Dear kids, your mom is a real human being. Not a robot. This hilarious look at motherhood and the demands of little ones is so funny. #parenting #momlife #funny #motherhood #motherhooduncensored

Despite what you have may have gleaned from our visits to the Chinese Buffet or on family pizza night, I am not a human garbage disposal.

I am also not a pack mule despite the overfilled yet stylish backpack I don on all our trips outside the house. I don’t know any mules who know how to shop on Amazon and we all know how good I am at that.

Here are a few other things I am not:

  • An inanimate object. I am not a rock nor a stick nor a pile of logs.
  • A butler. My name is not Jeeves and we are not in Silicon Valley.
  • A statue. You won’t find me permanently affixed in stone in a town square.

No, instead, I am just a regular person who breathes air and spends way too much money at Target and Starbucks.

Here are a few other things that might surprise you: my favorite gifts aren’t mushy banana peels and messy yogurt lids. I don’t actually need every piece of garbage you come in contact with.

If you finish a juice box, there’s no law that says you can’t throw it into the trash yourself. Believe me, I’ve checked. It’s legal in every state.

I also don’t need you to throw your trash at me while I am driving because unlike properly discarding your own refuse, distracted driving really is against the law.

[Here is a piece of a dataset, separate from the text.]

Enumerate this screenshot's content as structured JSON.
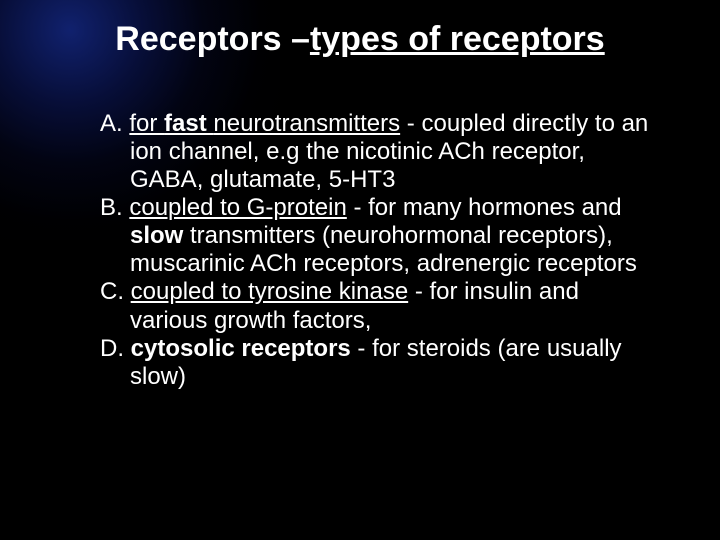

Also, when I finally SIT DOWN TO A MEAL after spending hours chasing after everyone and making sure you and your siblings are fed, I don’t need to be inundated with yet another request.

I know, I know. I gave you the Capri Sun with the red fruit on it when you wanted the one with the yellow one. I’m sorry. I’ll be sure to dock myself a few hours’ pay to make up for it.

All I’m asking is that when you see me finally enjoying a quiet moment—literally one moment—just let me enjoy it.

Like most people, I need a FEW SECONDS OF DOWNTIME here and there to prevent my head from exploding.

When your twin baby siblings are crying in unison and I’ve just finished making sure that you are completely set and comfortable, that’s not exactly the best time to ask me to change the video on YouTube or to get you a cookie.

Believe me, if I could do everything for everyone at exactly the same time, I would. But, then I would be a robot, and as we’ve discussed above, I am not a robot.

I am a real person.

Furthermore, in case there was a misprint in the family handbook, I do not actually need you to wake me up before dawn with a grumpy throat clear and requests for the iPad. My idea of a good time is not watching the same episode of The Incredible Hulk on a loop one-hundred times in a row while you treat our furniture like a trampoline park.

When your dad and I take the family on a super fun family outing, we don’t need critiques on how the other museum would have been better.

I see that look on your face and I know what you’re thinking.

I’m the mama. It’s my job to do the dirty work.

Yes, this is true. I reviewed the contract before I signed onto this motherhood gig. I read the fine print and everything. I’m a lawyer. It’s what I do.

Sure, there were some paragraphs I had questions about, but I knew I’d be working days, nights, and weekends. Unlike the job I went to school for, I knew motherhood wouldn’t come with certain luxurious perks. I was okay with that. I still am. In fact, I am more than okay with it.

I love being your mama.

Also, I know you’re at an age where you need me a lot and I’m on board with that, too. I love that I get to be around you all the time and that you want to show me every little bit of your life. I know that won’t last forever.

Still, it’s important that we have this chat. There aren’t many good stories about entitled thirty-year-old kids who treat their parents like servants, and I’m not going to let you become a cautionary tale.

Instead, your dad and I will continue to work together to raise you into being the confident, capable, independent, appreciative person you were meant to be. You’ll thank us one day.

But, until then, I’m going to need you to throw away your own yogurt cups.